Supported Features
The SAP GRC integration supports the following functions:
-
Aggregation of users from connected GRC systems of User Type - Dialog
Note
With the upgrade of GRC from AC12 SP19 and above, the SailPoint connector can showSystemas INACTIVE_USER for the accounts that are disabled on the highest priority system. For more information, refer to the Troubleshooting section. -
Additional attribute support in account aggregation and account provisioning:
-
Function
-
SNC Name
-
Multi-Valued User Group Assignments (multi-valued user group assignments are for account aggregation only.
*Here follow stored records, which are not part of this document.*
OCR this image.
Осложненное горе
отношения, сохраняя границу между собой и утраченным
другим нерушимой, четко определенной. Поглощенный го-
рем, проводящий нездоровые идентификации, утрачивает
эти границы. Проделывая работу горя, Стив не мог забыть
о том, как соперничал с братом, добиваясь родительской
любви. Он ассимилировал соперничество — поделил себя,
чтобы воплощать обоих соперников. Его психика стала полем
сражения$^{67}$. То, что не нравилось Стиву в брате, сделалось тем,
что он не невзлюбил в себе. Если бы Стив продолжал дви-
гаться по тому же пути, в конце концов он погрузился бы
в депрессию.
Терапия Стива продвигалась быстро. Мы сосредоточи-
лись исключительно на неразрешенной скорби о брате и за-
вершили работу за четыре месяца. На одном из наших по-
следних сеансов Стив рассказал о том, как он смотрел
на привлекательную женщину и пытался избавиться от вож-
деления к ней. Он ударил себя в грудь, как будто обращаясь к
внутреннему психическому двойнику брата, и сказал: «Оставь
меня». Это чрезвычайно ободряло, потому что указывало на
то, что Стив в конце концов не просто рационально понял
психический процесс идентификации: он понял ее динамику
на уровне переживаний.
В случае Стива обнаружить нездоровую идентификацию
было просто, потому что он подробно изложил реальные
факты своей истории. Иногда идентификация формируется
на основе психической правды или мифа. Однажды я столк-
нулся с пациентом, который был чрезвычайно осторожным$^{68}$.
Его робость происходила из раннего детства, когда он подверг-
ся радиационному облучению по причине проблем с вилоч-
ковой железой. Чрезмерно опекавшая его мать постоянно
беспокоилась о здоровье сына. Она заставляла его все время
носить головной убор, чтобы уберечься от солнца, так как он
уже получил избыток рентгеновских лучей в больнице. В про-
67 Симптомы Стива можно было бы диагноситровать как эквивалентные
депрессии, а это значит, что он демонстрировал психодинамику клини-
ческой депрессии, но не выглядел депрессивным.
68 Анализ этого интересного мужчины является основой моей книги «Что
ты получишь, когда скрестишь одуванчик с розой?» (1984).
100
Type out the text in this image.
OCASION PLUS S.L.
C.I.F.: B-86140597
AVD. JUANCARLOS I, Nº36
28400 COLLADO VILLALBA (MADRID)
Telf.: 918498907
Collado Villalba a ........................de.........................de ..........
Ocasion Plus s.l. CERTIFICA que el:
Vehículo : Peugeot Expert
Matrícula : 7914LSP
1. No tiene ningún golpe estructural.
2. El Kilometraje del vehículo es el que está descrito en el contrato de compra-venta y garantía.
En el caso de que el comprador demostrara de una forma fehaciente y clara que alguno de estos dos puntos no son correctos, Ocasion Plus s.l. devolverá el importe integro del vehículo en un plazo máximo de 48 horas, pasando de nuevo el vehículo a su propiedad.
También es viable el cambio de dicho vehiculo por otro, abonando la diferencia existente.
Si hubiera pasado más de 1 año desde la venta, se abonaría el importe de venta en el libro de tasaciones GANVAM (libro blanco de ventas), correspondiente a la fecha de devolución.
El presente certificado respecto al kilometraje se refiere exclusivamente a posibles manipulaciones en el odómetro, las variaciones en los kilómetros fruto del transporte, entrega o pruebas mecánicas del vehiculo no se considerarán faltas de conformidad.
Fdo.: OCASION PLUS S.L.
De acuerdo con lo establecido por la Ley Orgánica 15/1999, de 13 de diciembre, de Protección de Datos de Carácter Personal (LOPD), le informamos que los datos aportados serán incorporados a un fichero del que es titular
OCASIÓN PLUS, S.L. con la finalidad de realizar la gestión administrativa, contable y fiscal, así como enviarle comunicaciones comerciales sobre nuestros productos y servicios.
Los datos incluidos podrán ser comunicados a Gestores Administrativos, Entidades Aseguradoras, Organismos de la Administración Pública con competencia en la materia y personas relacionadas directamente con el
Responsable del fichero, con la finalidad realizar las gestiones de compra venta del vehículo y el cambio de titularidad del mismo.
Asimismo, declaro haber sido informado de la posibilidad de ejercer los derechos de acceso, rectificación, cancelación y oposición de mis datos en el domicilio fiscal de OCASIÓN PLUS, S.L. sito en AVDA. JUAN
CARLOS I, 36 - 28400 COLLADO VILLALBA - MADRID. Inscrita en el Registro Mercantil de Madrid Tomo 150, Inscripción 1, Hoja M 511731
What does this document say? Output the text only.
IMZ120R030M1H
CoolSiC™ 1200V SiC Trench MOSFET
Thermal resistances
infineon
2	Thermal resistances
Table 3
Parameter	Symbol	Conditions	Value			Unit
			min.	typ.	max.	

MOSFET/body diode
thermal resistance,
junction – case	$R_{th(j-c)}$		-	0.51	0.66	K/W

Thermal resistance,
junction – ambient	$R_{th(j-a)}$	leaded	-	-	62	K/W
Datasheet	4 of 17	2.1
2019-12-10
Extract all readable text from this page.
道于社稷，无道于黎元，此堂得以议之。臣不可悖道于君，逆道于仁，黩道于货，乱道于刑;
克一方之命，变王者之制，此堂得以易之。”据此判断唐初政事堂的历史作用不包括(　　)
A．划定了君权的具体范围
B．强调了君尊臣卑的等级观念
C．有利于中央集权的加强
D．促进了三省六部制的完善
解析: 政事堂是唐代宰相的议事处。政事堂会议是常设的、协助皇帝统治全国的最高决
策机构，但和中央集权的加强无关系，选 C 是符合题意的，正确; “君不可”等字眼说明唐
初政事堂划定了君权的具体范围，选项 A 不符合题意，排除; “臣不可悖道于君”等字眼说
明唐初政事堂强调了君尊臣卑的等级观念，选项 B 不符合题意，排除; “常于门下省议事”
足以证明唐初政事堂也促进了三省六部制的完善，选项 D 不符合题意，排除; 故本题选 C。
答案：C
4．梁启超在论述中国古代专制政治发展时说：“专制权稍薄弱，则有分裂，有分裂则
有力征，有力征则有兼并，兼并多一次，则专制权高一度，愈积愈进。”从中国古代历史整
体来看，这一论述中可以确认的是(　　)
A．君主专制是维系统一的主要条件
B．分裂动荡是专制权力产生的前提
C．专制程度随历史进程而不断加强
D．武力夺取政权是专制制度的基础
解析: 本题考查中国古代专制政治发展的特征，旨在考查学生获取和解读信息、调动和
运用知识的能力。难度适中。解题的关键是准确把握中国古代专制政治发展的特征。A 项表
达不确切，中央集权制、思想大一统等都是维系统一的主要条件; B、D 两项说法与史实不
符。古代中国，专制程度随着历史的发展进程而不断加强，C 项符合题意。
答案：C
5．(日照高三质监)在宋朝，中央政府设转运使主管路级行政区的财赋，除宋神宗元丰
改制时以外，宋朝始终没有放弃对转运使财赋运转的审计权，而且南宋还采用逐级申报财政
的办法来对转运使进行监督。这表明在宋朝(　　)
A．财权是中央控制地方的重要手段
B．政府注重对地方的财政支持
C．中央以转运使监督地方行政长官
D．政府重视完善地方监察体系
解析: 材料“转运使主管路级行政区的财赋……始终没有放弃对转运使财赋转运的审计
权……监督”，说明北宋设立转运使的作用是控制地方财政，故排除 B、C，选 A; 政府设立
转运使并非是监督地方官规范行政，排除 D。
Use single use User Group Assignments for authorization checks).
-
Functional Area
These attributes are aggregated from a custom BAPI. For more information, refer to Creating a Custom Business Application Programming Interface (BAPI).
-
-
Aggregation of the following role types from SAP GRC:
-
Business, Composite, CUA Composite, Derived, and Single Role
-
Group
-
HANA Analytic Privileges
-
-
Create and Update User
-
Add and Remove Entitlement
-
Enable and Disable Account
-
Update the Valid From and/or Valid To dates when the account is enabled or disabled.
-
Update the User Group and/or User Group Assignments when the account is disabled.
-
Disable All Systems Connected to SAP GRC.
-
Read-only Systems to Bypass.
For more information, refer to Additional Information.
-
-
Remove All Roles When Account is Disabled.
-
For more information, refer to Additional Information.
-
-
Modify Account
-
Update of the following user attributes
-
FirstName
-
LastName
-
Email
-
Manager
-
EmployeeID
-
For more information, refer to Modify Account.
-
-
SailPoint SAP GRC Integration now supports Access Management Requests that are configured for Auto-Approval in the SAP GRC system.
SAP GRC Access Analysis
The SAP GRC connector supports the skipSystemItem attribute. The default value is false. When it is set to true in the application XML, the first item in RequestedLineItem containing the source name is skipped in the GracIdmUsrAccsReqServices API for the Create operation. You can use the skipSystemItem attribute when a user is created through request access. It is not mandatory to pass the source name (system name) in your environment.